Entre l’inflation des prix d’achat du carburant et une concurrence accrue des grandes surfaces, les stations-service indépendantes voient leur modèle économique s’effriter. Jean-Yves Yerles, gérant d’un garage à Mur-de-Barrez (Aveyron), en fait l’expérience au quotidien. Selon Le Figaro, son stock de 30 000 litres de gazole, habituellement écoulé en une dizaine de jours, met désormais deux semaines à s’épuiser, alors que les prix ont chuté depuis son dernier approvisionnement, le 7 avril.
Ce qu'il faut retenir
- Les stations indépendantes subissent une flambée des coûts d’approvisionnement qu’elles ne maîtrisent pas, notamment en raison des tensions géopolitiques.
- Leur prix de vente reste souvent supérieur à la moyenne nationale de 25 centimes par litre, comme dans le cas de Jean-Yves Yerles en Aveyron.
- La concurrence des grandes surfaces et la baisse récente des prix les placent dans une situation de marge réduite, sans possibilité de vendre à perte.
- Leur stock de carburant s’écoule beaucoup plus lentement, avec des invendus qui s’accumulent.
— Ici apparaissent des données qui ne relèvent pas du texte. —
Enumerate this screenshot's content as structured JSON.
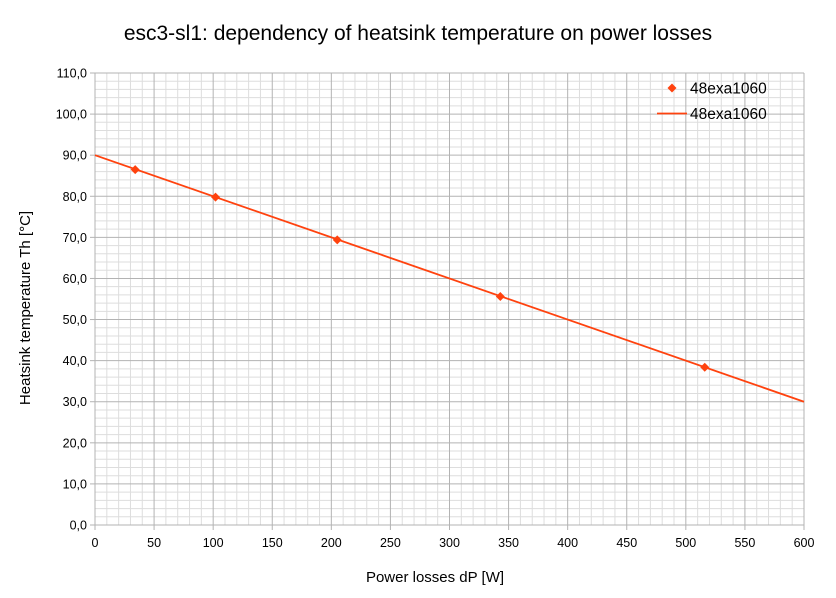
{
  "chart_data": {
    "type": "scatter",
    "title": "esc3-sl1: dependency of heatsink temperature on power losses",
    "xlabel": "Power losses dP [W]",
    "ylabel": "Heatsink temperature Th [°C]",
    "xlim": [
      0,
      600
    ],
    "ylim": [
      0,
      110
    ],
    "x_ticks": [
      "0",
      "50",
      "100",
      "150",
      "200",
      "250",
      "300",
      "350",
      "400",
      "450",
      "500",
      "550",
      "600"
    ],
    "y_ticks": [
      "0,0",
      "10,0",
      "20,0",
      "30,0",
      "40,0",
      "50,0",
      "60,0",
      "70,0",
      "80,0",
      "90,0",
      "100,0",
      "110,0"
    ],
    "grid": true,
    "legend_position": "top-right",
    "series": [
      {
        "name": "48exa1060",
        "kind": "markers",
        "marker": "diamond",
        "color": "#ff420e",
        "points": [
          [
            34,
            86.5
          ],
          [
            102,
            79.8
          ],
          [
            205,
            69.4
          ],
          [
            343,
            55.6
          ],
          [
            516,
            38.4
          ]
        ]
      },
      {
        "name": "48exa1060",
        "kind": "trendline",
        "color": "#ff420e",
        "points": [
          [
            0,
            90.0
          ],
          [
            600,
            30.0
          ]
        ]
      }
    ]
  }
}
Un secteur pris en étau entre coûts et concurrence
Les stations-service indépendantes, souvent implantées dans des zones rurales ou périurbaines, subissent de plein fouet les aléas des marchés pétroliers. Leur approvisionnement dépend de contrats négociés à prix fixes ou de réapprovisionnements ponctuels, ce qui les expose aux variations brutales des cours du brut. Lorsque Jean-Yves Yerles a rempli ses cuves le 7 avril, les prix du carburant atteignaient des sommets, poussés par la guerre au Moyen-Orient. Quelques jours plus tard, la tendance s’est inversée, le laissant avec un stock surévalué par rapport au marché.
« Je ne sais plus quoi faire, car je n’ai pas le droit de vendre à perte », confie-t-il au Figaro. Son gazole est aujourd’hui affiché à 2,49 euros le litre, soit 25 centimes de plus que la moyenne nationale. Une situation d’autant plus délicate que ses clients, habitués à des tarifs compétitifs, se tournent vers les grandes surfaces ou les enseignes low-cost, où l’essence est parfois vendue 5 à 10 centimes moins cher.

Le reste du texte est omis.